GENEVA - U.N. High Commissioner for Human Rights Zeid Ra’ad al-Hussein has condemned the state of emergency imposed by the president of the Maldives as an ‘all-out assault on democracy’ and a violation of peoples’ rights.
Zeid said the suspension of constitutional guarantees in the Maldives has created a dangerous concentration of power in the hands of President Abdulla Yameen.
The Maldives president declared a state of emergency following an order by the country’s Supreme Court to release and retry nine political leaders and to reinstate 12 suspended opposition members of parliament.
Chief of the Rule of Law and Equality in the High Commissioner’s Office Mona Rishmawi, told VOA that is creating a very unfortunate situation for the country.
“You have to remember that this year is a year of elections — 2018 is a year of elections. So, if the political leaders cannot freely run for elections, how can the elections take place in a free and fair manner. So, it is a very worrying sign for a small country of islands like the Maldives and we are extremely concerned,” she said.

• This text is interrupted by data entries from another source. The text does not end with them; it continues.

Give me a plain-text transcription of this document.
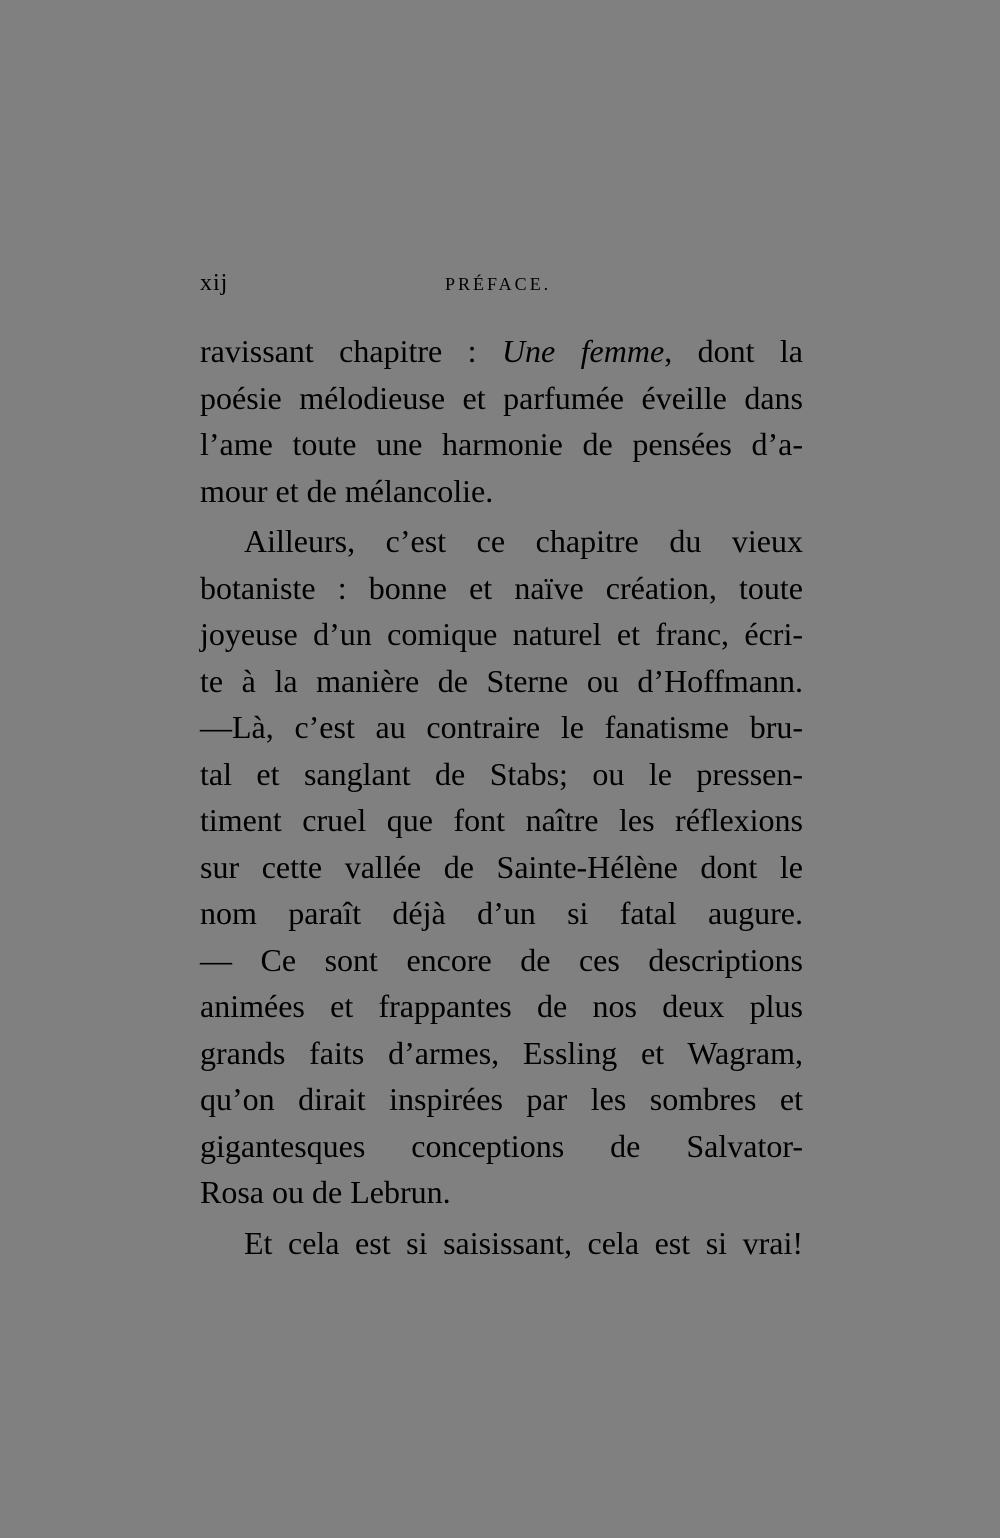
xij	PRÉFACE.
ravissant chapitre : Une femme, dont la
poésie mélodieuse et parfumée éveille dans
l’ame toute une harmonie de pensées d’a-
mour et de mélancolie.
Ailleurs, c’est ce chapitre du vieux
botaniste : bonne et naïve création, toute
joyeuse d’un comique naturel et franc, écri-
te à la manière de Sterne ou d’Hoffmann.
—Là, c’est au contraire le fanatisme bru-
tal et sanglant de Stabs; ou le pressen-
timent cruel que font naître les réflexions
sur cette vallée de Sainte-Hélène dont le
nom paraît déjà d’un si fatal augure.
— Ce sont encore de ces descriptions
animées et frappantes de nos deux plus
grands faits d’armes, Essling et Wagram,
qu’on dirait inspirées par les sombres et
gigantesques conceptions de Salvator-
Rosa ou de Lebrun.
Et cela est si saisissant, cela est si vrai!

Rishmawi said a state of emergency can be legally proclaimed if the life of the nation is threatened. She said the Maldives’ case does not meet that standard and is in violation of international law.
She notes the decree also suspends fundamental protections against arbitrary detention. That, she says, makes detainees very vulnerable because they will have no right to appeal a conviction and sentence in a criminal or civil matter.
Soon after the state of emergency was declared, former Maldives president Maumoon Abdul Gayoom was arrested on charges of trying to overthrow the government. Two Supreme Court judges, including the chief justice who had ordered the release of political prisoners, also have been detained.